An example new passing test is shown in the figure below for the test condition “anticoagulant inhibits SARS-CoV-2”, which was previously determined to not be relevant to the model due to the fact that the model did not contain the specific entity for “anticoagulant” (CHEBI:50249). The model contains the information that heparin (CHEBI:28304), a type of anticoagulant, inhibits SARS-CoV-2, and the system now returns the explanation that “anticoagulant has refinement heparin; heparin inhibits SARS-CoV-2.”


Improved reading and assembly of protein chains and fragments

Protein chains and fragments are important both for human and viral biology. In ASKE-E month 2, we reported having extended the Reach reading system with lexicalizations of these entities from UniProt and the Protein Ontology (PR). This month, we made a number of extensions to our software stack to propagate these extensions in a useful way.

First, UniProt and PR have a large number of overlapping entries but neither source provides mappings to the other at the level of protein chains (only full protein entries). We developed a semi-automated approach to find and curate these mappings. We used Gilda to find lexical overlaps between the two ontologies and put these as predictions into the Biomappings repository and curation tool. We then curated these mappings to confirm correct ones and remove incorrect ones. These mappings were then propagated into the INDRA Ontology graph to be used for standardization.

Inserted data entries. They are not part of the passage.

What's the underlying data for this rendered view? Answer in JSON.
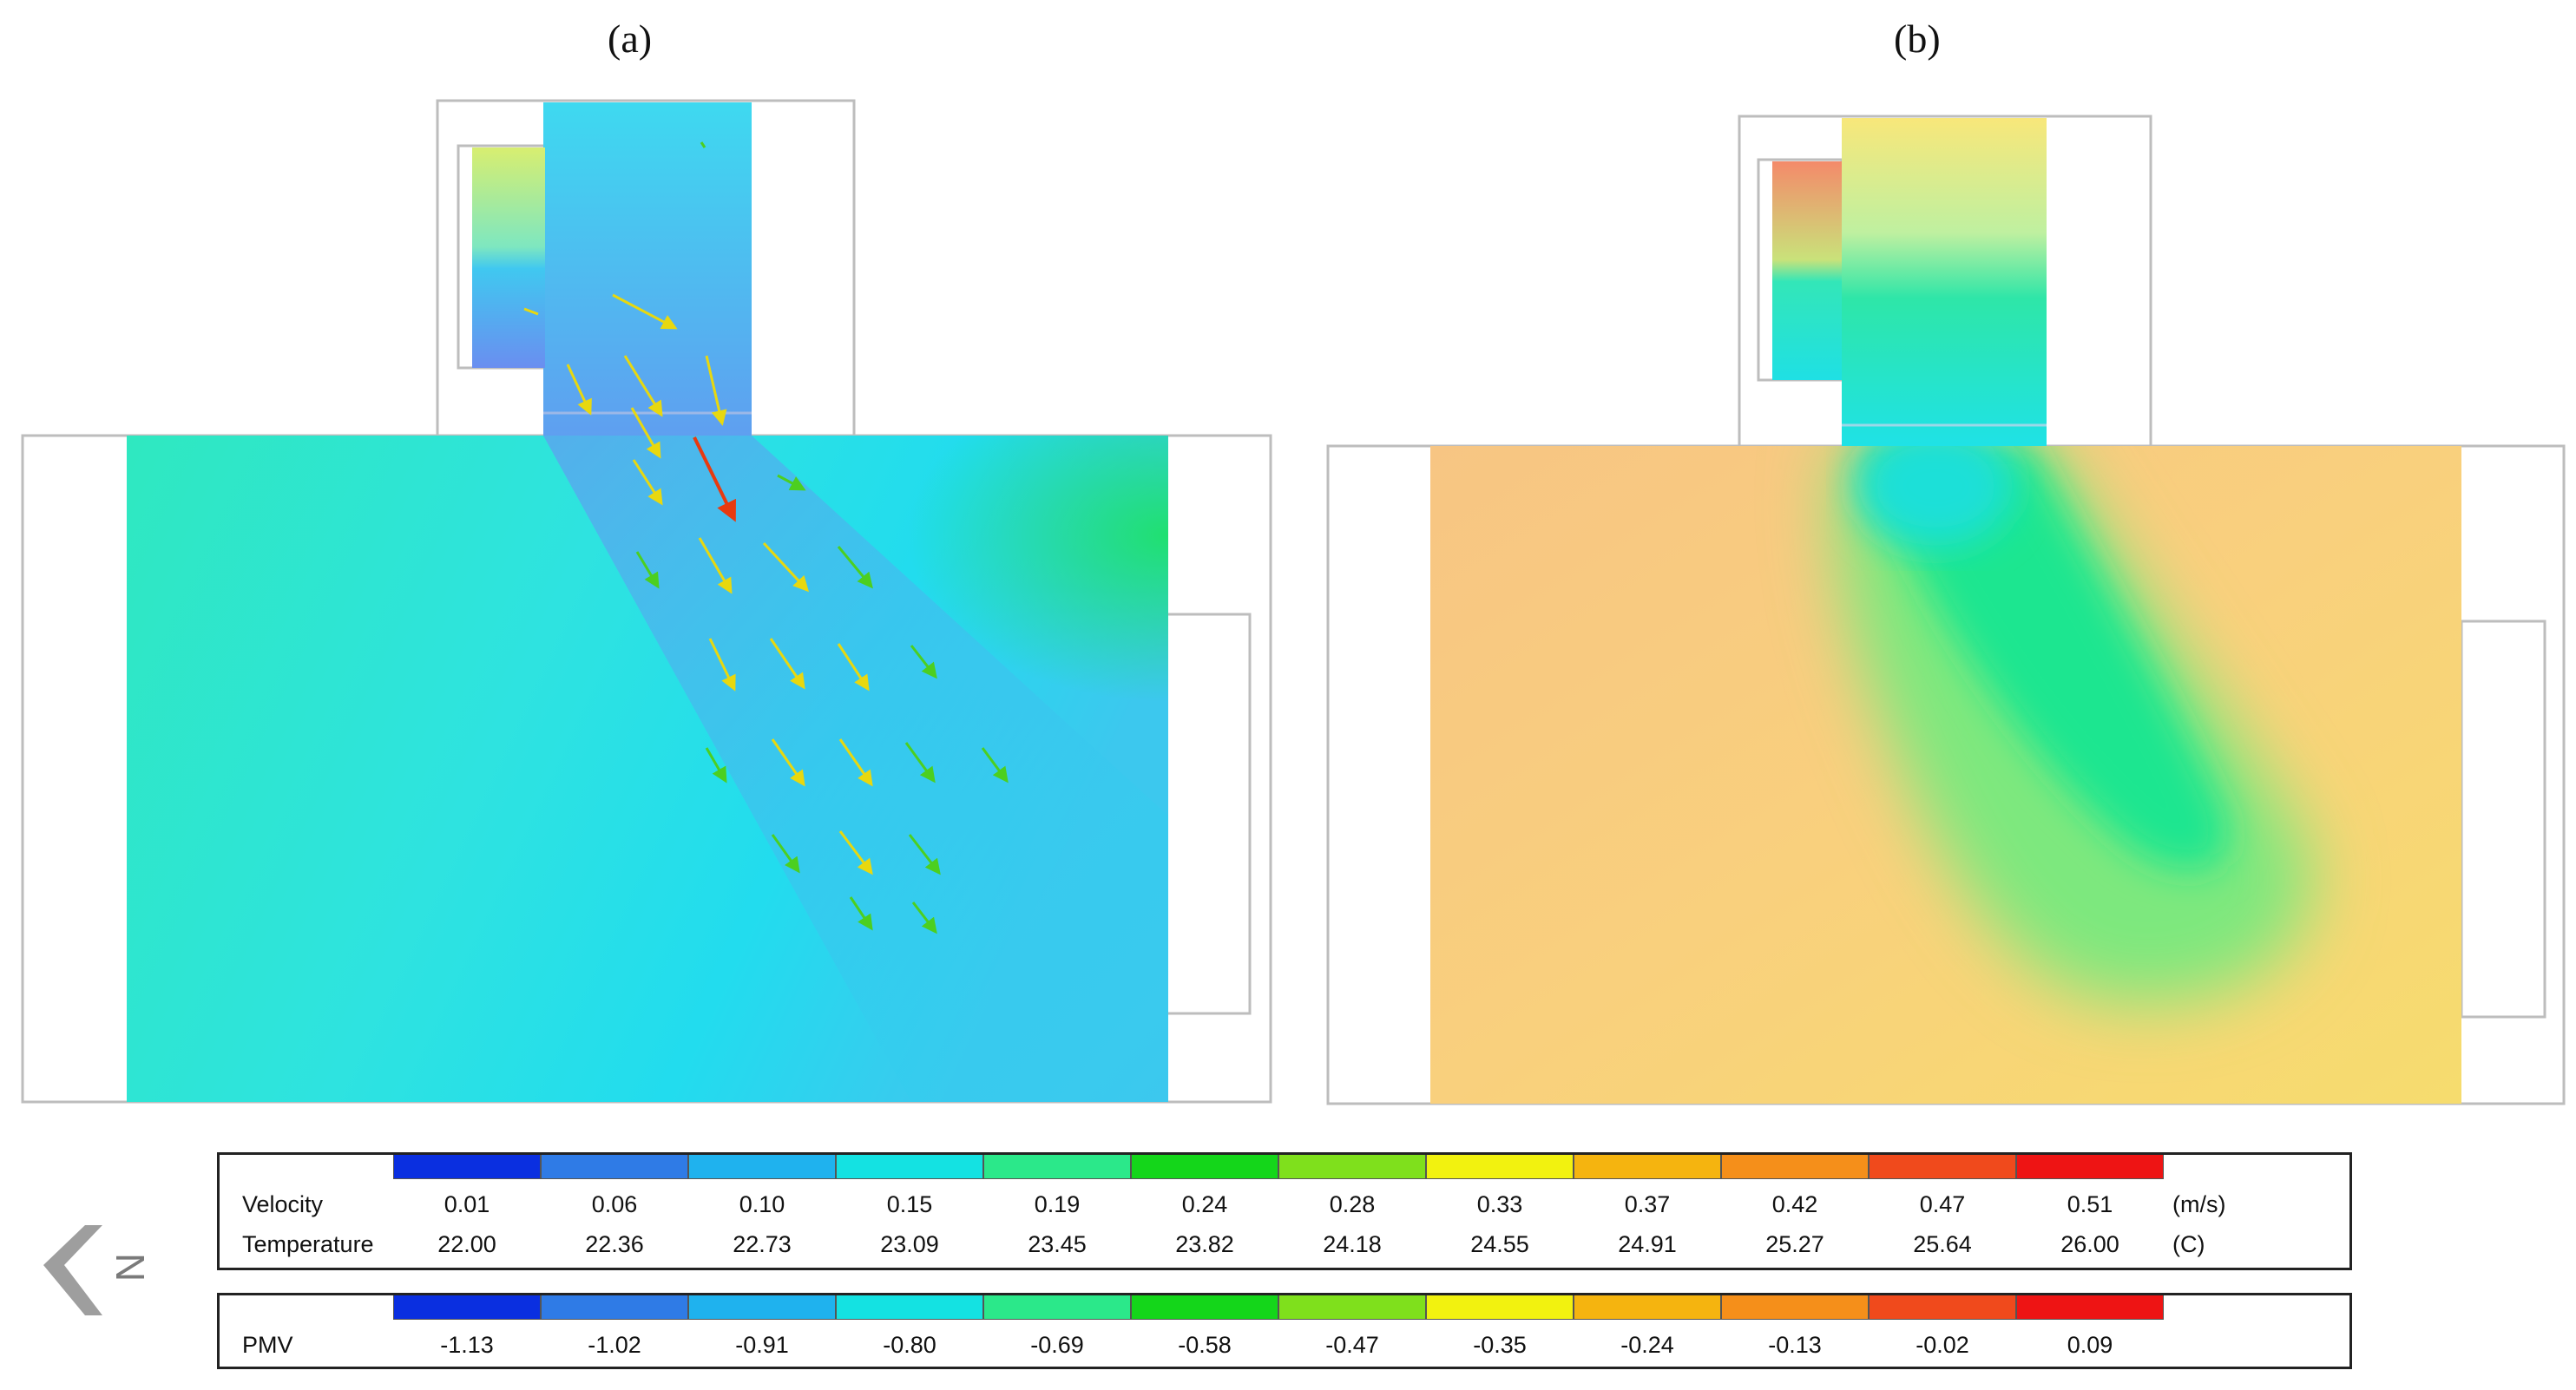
{
  "captions": {
    "a": "(a)",
    "b": "(b)"
  },
  "colors": {
    "scale": [
      "#0a2fe0",
      "#2f7be6",
      "#1fb2ee",
      "#14e2e2",
      "#2be88a",
      "#14d61a",
      "#7fe01c",
      "#f2f20f",
      "#f5b40f",
      "#f58f1a",
      "#f04a1c",
      "#ee1414"
    ],
    "panel_a_base": "#33e6dd",
    "panel_b_base": "#f8cd7f",
    "outline": "#bdbdbd",
    "compass": "#9e9e9e"
  },
  "legend_velocity_temperature": {
    "velocity_label": "Velocity",
    "temperature_label": "Temperature",
    "velocity_values": [
      "0.01",
      "0.06",
      "0.10",
      "0.15",
      "0.19",
      "0.24",
      "0.28",
      "0.33",
      "0.37",
      "0.42",
      "0.47",
      "0.51"
    ],
    "temperature_values": [
      "22.00",
      "22.36",
      "22.73",
      "23.09",
      "23.45",
      "23.82",
      "24.18",
      "24.55",
      "24.91",
      "25.27",
      "25.64",
      "26.00"
    ],
    "velocity_unit": "(m/s)",
    "temperature_unit": "(C)"
  },
  "legend_pmv": {
    "label": "PMV",
    "values": [
      "-1.13",
      "-1.02",
      "-0.91",
      "-0.80",
      "-0.69",
      "-0.58",
      "-0.47",
      "-0.35",
      "-0.24",
      "-0.13",
      "-0.02",
      "0.09"
    ]
  },
  "compass": {
    "direction_label": "N"
  }
}
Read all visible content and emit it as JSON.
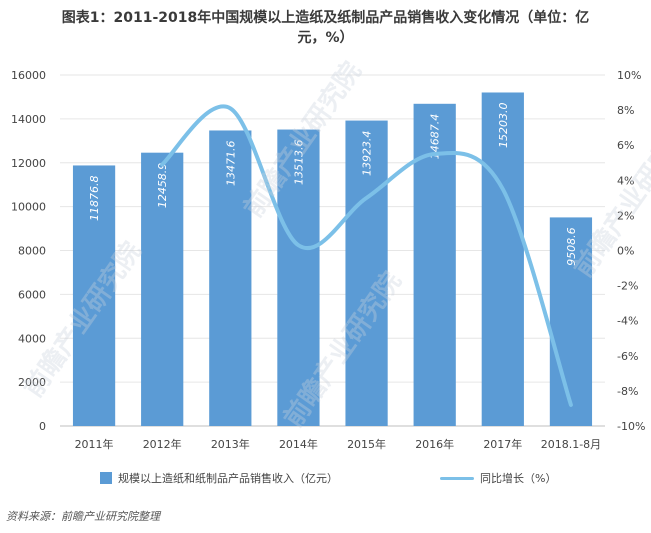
{
  "title_line1": "图表1：2011-2018年中国规模以上造纸及纸制品产品销售收入变化情况（单位：亿",
  "title_line2": "元，%）",
  "source": "资料来源：前瞻产业研究院整理",
  "watermark_text": "前瞻产业研究院",
  "legend": {
    "bar": "规模以上造纸和纸制品产品销售收入（亿元）",
    "line": "同比增长（%）"
  },
  "colors": {
    "bar": "#5b9bd5",
    "line": "#7cc0e8",
    "grid": "#e6e6e6"
  },
  "chart_data": {
    "type": "bar",
    "categories": [
      "2011年",
      "2012年",
      "2013年",
      "2014年",
      "2015年",
      "2016年",
      "2017年",
      "2018.1-8月"
    ],
    "series": [
      {
        "name": "规模以上造纸和纸制品产品销售收入（亿元）",
        "type": "bar",
        "axis": "left",
        "values": [
          11876.8,
          12458.9,
          13471.6,
          13513.6,
          13923.4,
          14687.4,
          15203.0,
          9508.6
        ],
        "labels": [
          "11876.8",
          "12458.9",
          "13471.6",
          "13513.6",
          "13923.4",
          "14687.4",
          "15203.0",
          "9508.6"
        ]
      },
      {
        "name": "同比增长（%）",
        "type": "line",
        "axis": "right",
        "values": [
          null,
          4.9,
          8.1,
          0.3,
          3.0,
          5.5,
          3.5,
          -8.8
        ]
      }
    ],
    "y_left": {
      "min": 0,
      "max": 16000,
      "ticks": [
        "0",
        "2000",
        "4000",
        "6000",
        "8000",
        "10000",
        "12000",
        "14000",
        "16000"
      ]
    },
    "y_right": {
      "min": -10,
      "max": 10,
      "ticks": [
        "-10%",
        "-8%",
        "-6%",
        "-4%",
        "-2%",
        "0%",
        "2%",
        "4%",
        "6%",
        "8%",
        "10%"
      ]
    },
    "grid": true,
    "legend_position": "bottom"
  }
}
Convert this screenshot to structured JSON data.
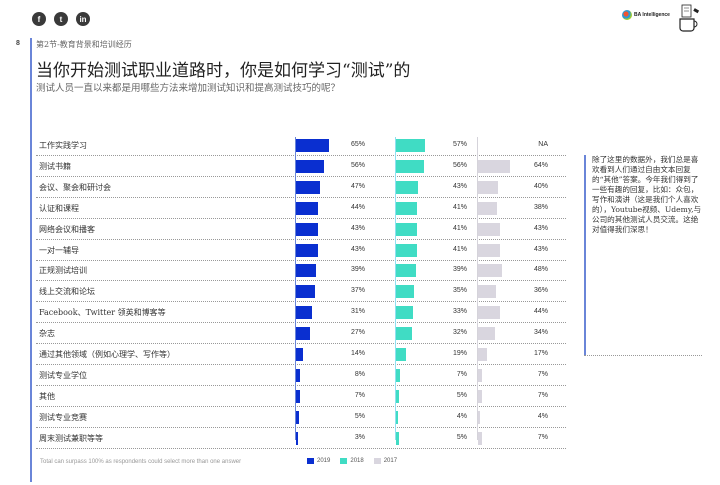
{
  "header": {
    "social_icons": [
      "facebook-icon",
      "twitter-icon",
      "linkedin-icon"
    ],
    "logo_text": "BA Intelligence",
    "page_number": "8",
    "section": "第2节-教育背景和培训经历",
    "title": "当你开始测试职业道路时，你是如何学习“测试”的",
    "subtitle": "测试人员一直以来都是用哪些方法来增加测试知识和提高测试技巧的呢？"
  },
  "colors": {
    "2019": "#0a2fd0",
    "2018": "#40dcc4",
    "2017": "#d9d6df",
    "accent": "#6a85d8"
  },
  "chart_data": {
    "type": "bar",
    "title": "当你开始测试职业道路时，你是如何学习“测试”的",
    "categories": [
      "工作实践学习",
      "测试书籍",
      "会议、聚会和研讨会",
      "认证和课程",
      "网络会议和播客",
      "一对一辅导",
      "正规测试培训",
      "线上交流和论坛",
      "Facebook、Twitter 领英和博客等",
      "杂志",
      "通过其他领域（例如心理学、写作等）",
      "测试专业学位",
      "其他",
      "测试专业竞赛",
      "周末测试兼职等等"
    ],
    "series": [
      {
        "name": "2019",
        "values": [
          65,
          56,
          47,
          44,
          43,
          43,
          39,
          37,
          31,
          27,
          14,
          8,
          7,
          5,
          3
        ],
        "labels": [
          "65%",
          "56%",
          "47%",
          "44%",
          "43%",
          "43%",
          "39%",
          "37%",
          "31%",
          "27%",
          "14%",
          "8%",
          "7%",
          "5%",
          "3%"
        ]
      },
      {
        "name": "2018",
        "values": [
          57,
          56,
          43,
          41,
          41,
          41,
          39,
          35,
          33,
          32,
          19,
          7,
          5,
          4,
          5
        ],
        "labels": [
          "57%",
          "56%",
          "43%",
          "41%",
          "41%",
          "41%",
          "39%",
          "35%",
          "33%",
          "32%",
          "19%",
          "7%",
          "5%",
          "4%",
          "5%"
        ]
      },
      {
        "name": "2017",
        "values": [
          null,
          64,
          40,
          38,
          43,
          43,
          48,
          36,
          44,
          34,
          17,
          7,
          7,
          4,
          7
        ],
        "labels": [
          "NA",
          "64%",
          "40%",
          "38%",
          "43%",
          "43%",
          "48%",
          "36%",
          "44%",
          "34%",
          "17%",
          "7%",
          "7%",
          "4%",
          "7%"
        ]
      }
    ],
    "legend": [
      "2019",
      "2018",
      "2017"
    ],
    "legend_position": "bottom",
    "unit": "%"
  },
  "note": "除了这里的数据外，我们总是喜欢看到人们通过自由文本回复的“其他”答案。今年我们得到了一些有趣的回复，比如：众包，写作和演讲（这是我们个人喜欢的），Youtube视频、Udemy,与公司的其他测试人员交流。这绝对值得我们深思！",
  "footnote": "Total can surpass 100% as respondents could select more than one answer"
}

Second, we found that the names of protein chains (similar to the names of full proteins) are ambiguous across organisms. This is especially problematic with the large number of viral species and strains that contain protein chains with identical or similar names. Current machine reading systems including Reach typically cannot disambiguate across these choices and produce highly ambiguous groundings for these viral proteins. Therefore, contextual information needs to be brought in externally to decide which organism to prioritize when selecting a grounding produced by Reach. To this end, we implemented an organism prioritization scheme whereby the user (or some external automated process) can supply a ranked list of organism identifiers to represent priority. This list is then used to guide how to the grounding of proteins and protein chains is selected. For example, if a paper is known to describe SARS-CoV-2 and human biology, one can supply an organism priority list including the identifiers of these two organisms to exclude or de-prioritize any spurious groundings from e.g., other viral strains that are irrelevant in the given context. Further, the organisms which a paper describes can be obtained from annotations that are either provided directly with the paper in PubMed or can be obtained using dedicated NLP systems set up for this task e.g, the MTI system.

Going forward, we will re-process the COVID-19 papers with these features in place and expect that the quality of reading, extraction and assembly for virus-host interactions will improve significantly.

Bio ontology optimized for visualization

We implemented a custom export of the INDRA BioOntology graph that is optimized for organizing nodes in a UI. The idea is to create top-level groups of entities that correspond to an intuitive category (e.g., human genes/proteins, non-human genes/proteins, small molecules, diseases, etc.). EMMAA models don’t contain this information about their entities directly, rather, they are inferred from identifiers assigned to each entity in a given set of name spaces. However, some name spaces contain multiple types of entities (e.g., MESH contains small molecules as well as diseases) and some entity types are distributed across multiple name spaces (e.g., human genes/proteins can be grounded to HGNC, UniProt, FamPlex, etc.). In this custom export, we split some name spaces and merged others to create a more ideal resolution and shared this export with the Uncharted team.